The yellow fever vaccine provides protection against the yellow fever virus, prevalent in Africa and South America. Immunity typically develops within ten days of vaccination, with 99% protection achieved within a month, offering what appears to be lifelong immunity. The vaccine is effective for controlling disease outbreaks. It is administered via injection, either intramuscularly or subcutaneously.
In 1912, the opening of the Panama Canal increased global exposure to yellow fever. This event led to the first modern attempts to develop a yellow fever vaccine.

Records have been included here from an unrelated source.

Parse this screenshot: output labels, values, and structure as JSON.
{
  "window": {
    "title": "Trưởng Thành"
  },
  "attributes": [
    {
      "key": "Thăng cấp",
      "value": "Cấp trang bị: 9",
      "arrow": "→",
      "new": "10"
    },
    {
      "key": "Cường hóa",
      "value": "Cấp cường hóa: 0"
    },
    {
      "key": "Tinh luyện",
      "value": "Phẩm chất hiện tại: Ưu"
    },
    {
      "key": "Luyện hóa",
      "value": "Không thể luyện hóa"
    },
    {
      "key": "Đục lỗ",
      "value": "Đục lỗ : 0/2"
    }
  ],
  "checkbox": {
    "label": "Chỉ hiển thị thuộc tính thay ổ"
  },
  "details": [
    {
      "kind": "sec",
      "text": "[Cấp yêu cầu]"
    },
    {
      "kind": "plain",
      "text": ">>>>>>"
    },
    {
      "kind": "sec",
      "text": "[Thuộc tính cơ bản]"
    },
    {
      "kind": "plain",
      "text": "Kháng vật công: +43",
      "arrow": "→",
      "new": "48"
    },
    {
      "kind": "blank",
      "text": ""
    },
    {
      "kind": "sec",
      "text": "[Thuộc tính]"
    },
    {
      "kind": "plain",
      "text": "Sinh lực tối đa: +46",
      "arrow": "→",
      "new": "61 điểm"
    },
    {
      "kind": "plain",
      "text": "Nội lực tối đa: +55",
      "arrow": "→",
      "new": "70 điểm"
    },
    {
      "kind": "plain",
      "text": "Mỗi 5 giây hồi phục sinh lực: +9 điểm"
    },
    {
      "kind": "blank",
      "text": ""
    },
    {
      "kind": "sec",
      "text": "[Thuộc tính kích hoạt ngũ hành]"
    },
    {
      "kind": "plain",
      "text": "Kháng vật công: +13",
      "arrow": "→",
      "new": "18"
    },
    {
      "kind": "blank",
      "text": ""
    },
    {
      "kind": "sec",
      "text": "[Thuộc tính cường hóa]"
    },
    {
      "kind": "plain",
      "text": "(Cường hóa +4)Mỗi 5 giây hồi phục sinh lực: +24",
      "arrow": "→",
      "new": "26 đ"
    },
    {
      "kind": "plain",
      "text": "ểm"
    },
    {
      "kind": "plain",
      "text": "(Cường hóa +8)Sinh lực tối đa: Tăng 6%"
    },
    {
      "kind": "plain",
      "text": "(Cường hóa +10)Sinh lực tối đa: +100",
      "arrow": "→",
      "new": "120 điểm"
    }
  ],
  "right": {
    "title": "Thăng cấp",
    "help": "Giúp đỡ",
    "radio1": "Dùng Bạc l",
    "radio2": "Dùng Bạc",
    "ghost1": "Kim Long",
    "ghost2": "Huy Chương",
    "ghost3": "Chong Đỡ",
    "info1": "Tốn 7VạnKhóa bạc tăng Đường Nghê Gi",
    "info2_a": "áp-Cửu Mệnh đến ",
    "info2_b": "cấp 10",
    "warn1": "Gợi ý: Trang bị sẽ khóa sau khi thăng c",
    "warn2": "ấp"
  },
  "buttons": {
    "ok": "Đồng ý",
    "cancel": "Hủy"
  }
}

In 1937, Max Theiler, Hugh Smith, and Eugen Haagen at the Rockefeller Foundation discovered the 17D strain, a highly effective attenuated virus. Theiler also used chicken eggs to culture the virus, following the work of Ernest Goodpasture.
In 1938, the yellow fever vaccine came into use. It is composed of a weakened yellow fever virus and is included on the World Health Organization's List of Essential Medicines. Certain countries mandate a yellow fever vaccination certificate for travelers arriving from countries where the disease is prevalent.
By 1939, after field trials in Brazil, over one million people had been vaccinated with the 17D strain without severe complications.
In 1941, researchers at Rocky Mountain Laboratories developed a safer "aqueous-base" version of the 17D vaccine using distilled water combined with the virus grown in chicken eggs.
Between 1941 and 1942, Theiler's vaccine was responsible for the largest outbreak of hepatitis B in history, infecting 330,000 soldiers and giving 50,000 jaundice.
In 1951, Max Theiler received the Nobel Prize in Physiology or Medicine for his work on the yellow fever vaccine.
The French neurotropic vaccine (FNV) was not recommended after 1961 due to a higher incidence of encephalitis.
Between 1970 and 2002, only nine cases of yellow fever were reported in unvaccinated travelers from the United States and Europe who traveled to West Africa and South America, and 8 of the 9 died.
Since 1971, screening technology for HBV has been available and is routinely used in situations where HBV contamination is possible including vaccine preparation.
In 1988, there was only one documented nonfatal case of yellow fever in a vaccinated traveler from Spain who visited several West African countries.
In 1996–2001, seven people developed system failure within two to five days of the yellow fever vaccine. The CMAJ article cites that "3 demonstrated histopatholic changes consistent with wild yellow fever virus."
In 2001, the Canadian Medical Association Journal (CMAJ) published an article entitled "Yellow fever vaccination: be sure the patient needs it". The article highlighted instances of system failure and deaths following vaccination, even in travelers to regions without reported yellow fever.
Between 1970 and 2002, only nine cases of yellow fever were reported in unvaccinated travelers from the United States and Europe who traveled to West Africa and South America, and 8 of the 9 died.
In 2010, the online edition of the Center for Disease Control Traveler's Health Yellow Book stated that between 1970 and 2002 only "nine cases of yellow fever were reported in unvaccinated travelers from the United States and Europe who traveled" to West Africa and South America, and 8 of the 9 died.
Since 2011, Gavi-supported vaccination campaigns have covered 88 million people in 14 countries considered at "high-risk" of a yellow fever outbreak.
On 17 May 2013, the World Health Organization (WHO) Strategic Advisory Group of Experts on immunization (SAGE) announced that a booster dose of yellow fever (YF) vaccine, ten years after a primary dose, is not necessary.
UNICEF reported in 2013 that supplies of the yellow fever vaccine were insufficient, with manufacturers producing about 35 million of the 64 million doses needed per year.
Demand for yellow fever vaccine for preventive campaigns has increased from about five million doses per year to a projected 62 million per year by 2014.
In March 2016, emergency stockpiles of yellow fever vaccine diverted to Angola, which consisted of about 10 million doses, had become exhausted.
By May 2016, the emergency stockpiles of yellow fever vaccine diverted to Angola were being replenished.
On 17 June 2016, the WHO agreed to the use of one-fifth the usual dose of yellow fever vaccine as an emergency measure during the ongoing outbreak in Angola and the DR Congo.
As of 2018, newer yellow fever vaccines, based on vero cells, are in development.
As of January 2019, the yellow fever 17D vaccine is considered safe, with over 500 million doses given and very few documented cases of vaccine-associated illness (62 confirmed cases and 35 deaths).
As of February 2021, UNICEF reported awarded contract prices for the yellow fever vaccine ranging from US$0.97 to US$1.444 per dose under multi-year contracts with various suppliers.